I should certainly restrict this to myself, but my guess is it applies broadly. It wasn’t until, say 2014 or 2015 that social justice issues in math education began to appear in mainstream professional development and conferences. Or at least, that’s my perception based on my limited and biased math content that I consume. I certainly didn’t see “equity committees” or “director of equity” job positions until around the mid 2010’s (not that that’s the best indicator, as I’m skeptical that these positions help organizations actually promote equity in the world).

There is a robust library of scholarship around Critical Race Theory and social justice that we’re only now seeing in practitioner-based commentary, conferences, and professional development. And much of said commentary only appears in a mealy-mouthed or perfunctory manner. Imagine how much further along we’d be if we’d (again: I’d) done our homework, drawing on the expertise of some of the giants in the field such as the Maisie Gholson, Danny Martin, Rochelle Gutierrez, and other Black and Latino/a scholars. While I was cursorily familiar with some of these and other scholars’ work from recent articles, it behooves me to look back at research on social justice that predates 2010.

*Lesson 2) I need to be doing more *math* in professional development.*

Again, I’m writing this but pointing the finger at myself.

In one of my classes we started off every session with fraction problems, most of which were taken from Lamon (2012). While ostensibly these are problems for students anywhere from Grade 3 to 5, they provided rich discussion and avenues for learning. We were able to question things like, “why can’t we have a fraction within a fraction?”

But you don’t have to take my word for it! There is also research to support this. In a lengthy study, Campbell et al. (2004) found that student growth occurred when teachers had both the belief that students could succeed *and* the requisite pedagogical and content knowledge.
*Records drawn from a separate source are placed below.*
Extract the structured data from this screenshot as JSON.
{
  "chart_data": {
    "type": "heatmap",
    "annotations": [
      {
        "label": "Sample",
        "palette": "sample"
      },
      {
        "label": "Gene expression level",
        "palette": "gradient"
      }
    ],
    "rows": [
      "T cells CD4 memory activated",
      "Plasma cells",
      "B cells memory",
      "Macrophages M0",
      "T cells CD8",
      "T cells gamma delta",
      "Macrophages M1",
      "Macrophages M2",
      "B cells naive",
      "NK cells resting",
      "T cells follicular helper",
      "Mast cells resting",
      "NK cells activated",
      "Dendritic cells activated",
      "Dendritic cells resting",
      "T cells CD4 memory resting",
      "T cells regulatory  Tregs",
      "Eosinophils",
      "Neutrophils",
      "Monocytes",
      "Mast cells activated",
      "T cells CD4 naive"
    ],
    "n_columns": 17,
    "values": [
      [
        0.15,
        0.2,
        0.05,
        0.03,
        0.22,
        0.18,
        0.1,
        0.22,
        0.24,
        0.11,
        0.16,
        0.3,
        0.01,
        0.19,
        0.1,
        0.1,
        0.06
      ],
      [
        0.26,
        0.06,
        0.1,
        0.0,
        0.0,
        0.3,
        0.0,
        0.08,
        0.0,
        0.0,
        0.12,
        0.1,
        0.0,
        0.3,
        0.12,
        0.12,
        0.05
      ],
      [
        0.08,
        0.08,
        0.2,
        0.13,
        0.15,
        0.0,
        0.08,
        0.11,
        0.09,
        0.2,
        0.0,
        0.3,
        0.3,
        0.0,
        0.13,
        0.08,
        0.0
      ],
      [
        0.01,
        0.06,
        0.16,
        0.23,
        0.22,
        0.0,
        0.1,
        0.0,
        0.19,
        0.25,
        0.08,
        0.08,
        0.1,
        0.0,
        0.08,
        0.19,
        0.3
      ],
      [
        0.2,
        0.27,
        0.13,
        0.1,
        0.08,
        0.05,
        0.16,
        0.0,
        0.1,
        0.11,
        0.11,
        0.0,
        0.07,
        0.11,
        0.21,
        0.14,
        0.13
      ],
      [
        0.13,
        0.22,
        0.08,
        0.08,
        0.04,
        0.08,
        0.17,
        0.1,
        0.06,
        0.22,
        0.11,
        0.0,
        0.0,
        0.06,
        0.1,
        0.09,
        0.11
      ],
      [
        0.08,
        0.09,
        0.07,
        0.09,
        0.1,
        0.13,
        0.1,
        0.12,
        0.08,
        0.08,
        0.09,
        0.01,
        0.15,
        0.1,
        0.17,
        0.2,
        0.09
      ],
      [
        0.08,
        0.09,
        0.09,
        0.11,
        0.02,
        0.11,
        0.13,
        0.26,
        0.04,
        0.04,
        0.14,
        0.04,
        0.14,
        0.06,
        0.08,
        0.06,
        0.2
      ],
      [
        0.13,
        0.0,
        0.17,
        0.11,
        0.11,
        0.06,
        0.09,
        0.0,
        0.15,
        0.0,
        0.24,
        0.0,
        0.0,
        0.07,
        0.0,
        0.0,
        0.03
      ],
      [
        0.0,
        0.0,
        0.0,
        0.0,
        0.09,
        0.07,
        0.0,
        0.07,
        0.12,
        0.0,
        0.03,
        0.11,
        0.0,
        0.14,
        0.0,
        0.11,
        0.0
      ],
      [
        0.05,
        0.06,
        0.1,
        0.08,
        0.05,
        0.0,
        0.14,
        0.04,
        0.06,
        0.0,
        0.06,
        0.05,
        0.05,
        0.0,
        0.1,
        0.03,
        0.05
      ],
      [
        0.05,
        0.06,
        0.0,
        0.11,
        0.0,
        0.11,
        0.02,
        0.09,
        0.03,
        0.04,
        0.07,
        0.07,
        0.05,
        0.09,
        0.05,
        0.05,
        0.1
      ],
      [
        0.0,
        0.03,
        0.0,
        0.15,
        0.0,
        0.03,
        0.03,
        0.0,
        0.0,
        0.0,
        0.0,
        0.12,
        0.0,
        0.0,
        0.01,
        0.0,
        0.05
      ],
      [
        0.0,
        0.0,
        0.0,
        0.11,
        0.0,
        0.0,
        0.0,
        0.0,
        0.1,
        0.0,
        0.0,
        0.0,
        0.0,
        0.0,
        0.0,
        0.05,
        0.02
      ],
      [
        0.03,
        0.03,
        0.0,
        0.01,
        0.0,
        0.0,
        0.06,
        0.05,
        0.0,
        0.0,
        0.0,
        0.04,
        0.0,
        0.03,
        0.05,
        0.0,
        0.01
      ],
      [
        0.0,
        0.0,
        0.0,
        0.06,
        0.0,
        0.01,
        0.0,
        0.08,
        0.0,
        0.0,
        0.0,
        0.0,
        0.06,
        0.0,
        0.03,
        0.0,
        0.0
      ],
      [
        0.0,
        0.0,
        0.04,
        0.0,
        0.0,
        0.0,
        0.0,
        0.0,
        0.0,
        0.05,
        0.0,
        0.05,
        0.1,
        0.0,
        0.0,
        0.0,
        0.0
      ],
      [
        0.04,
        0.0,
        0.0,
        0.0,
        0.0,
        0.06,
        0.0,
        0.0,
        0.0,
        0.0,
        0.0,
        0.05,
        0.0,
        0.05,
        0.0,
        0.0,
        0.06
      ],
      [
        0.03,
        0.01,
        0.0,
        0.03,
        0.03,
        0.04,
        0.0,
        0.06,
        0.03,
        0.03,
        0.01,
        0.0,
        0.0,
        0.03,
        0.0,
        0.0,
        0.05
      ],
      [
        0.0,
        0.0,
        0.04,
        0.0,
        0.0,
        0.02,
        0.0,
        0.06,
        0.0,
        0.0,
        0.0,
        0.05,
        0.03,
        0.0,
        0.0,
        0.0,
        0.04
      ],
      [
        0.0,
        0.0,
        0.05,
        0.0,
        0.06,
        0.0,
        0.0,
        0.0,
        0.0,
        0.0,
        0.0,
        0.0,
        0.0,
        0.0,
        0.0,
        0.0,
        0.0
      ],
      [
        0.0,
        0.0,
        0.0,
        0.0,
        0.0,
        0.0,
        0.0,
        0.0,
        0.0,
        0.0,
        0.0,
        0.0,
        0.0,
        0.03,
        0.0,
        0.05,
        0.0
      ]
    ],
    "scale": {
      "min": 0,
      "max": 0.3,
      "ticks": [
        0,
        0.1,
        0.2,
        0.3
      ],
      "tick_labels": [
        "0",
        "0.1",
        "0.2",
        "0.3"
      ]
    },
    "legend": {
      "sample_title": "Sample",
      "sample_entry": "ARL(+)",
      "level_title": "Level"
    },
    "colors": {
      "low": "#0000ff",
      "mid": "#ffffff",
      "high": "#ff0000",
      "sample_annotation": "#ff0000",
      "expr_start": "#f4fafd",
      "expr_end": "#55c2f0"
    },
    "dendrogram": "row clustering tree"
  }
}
Going forward I’d like to incorporate more *doing math* in my professional development. A lot of times I facilitate a *little bit* of a problem, typically the launch to a problem-based activity. However, there’s also much to learn about the actual doing of the math itself and the discussion it produces.

Unfortunately, this does take time. Our fifth grade fraction problems would take 5-10 minutes to solve and up to 40 minutes to discuss. And as rich as those discussions are, it’s challenging to yield that much time in a conference or PD session. But if we want to be “research based” then I need to figure it out.

And it’s also quite fun.

I have more lessons learned and insights based on my coursework that I’ll continue to share in future posts. I also learned quite a bit from producing papers on assessment that will surely appear on this blog and other places.

If you’re interested (for some strange reason) on other reflections over the course of the semester, you can check out the tab at the top of this website that says “Geoff’s PhD Musings.” We were required to keep a journal of our weekly progression. Some of it is math research related, much of it is not. It’s certainly not required reading.

**References**

Campbell, P. F., Nishio, M., Smith, T. M., Clark, L. M., Conant, D. L., Rust, A. H., Neumayer DePiper, J., Frank, T. J., Griffin, M. J., & Choi, Y. (2014). The relationship between teachers’ mathematical content and pedagogical knowledge, teachers’ perceptions, and student achievement. *Journal for Research in Mathematics Education*, *45*(4), 419-459.

Lamon, S. J. (2012). *Teaching fractions and ratios for understanding: Essential content knowledge and instructional strategies for teachers* (3rd Edition). New York: Routledge.

Are you familiar with Marilyn Frankenstein’s work or Nel Nodding’s work or Ole Skovsmose? Their work on critical mathematics education guided me in the late 1990’s.

I was exposed to Frankenstein this semester, but haven’t seen as Nodding or Skovsmose. I’ll be sure to do so during the holiday break.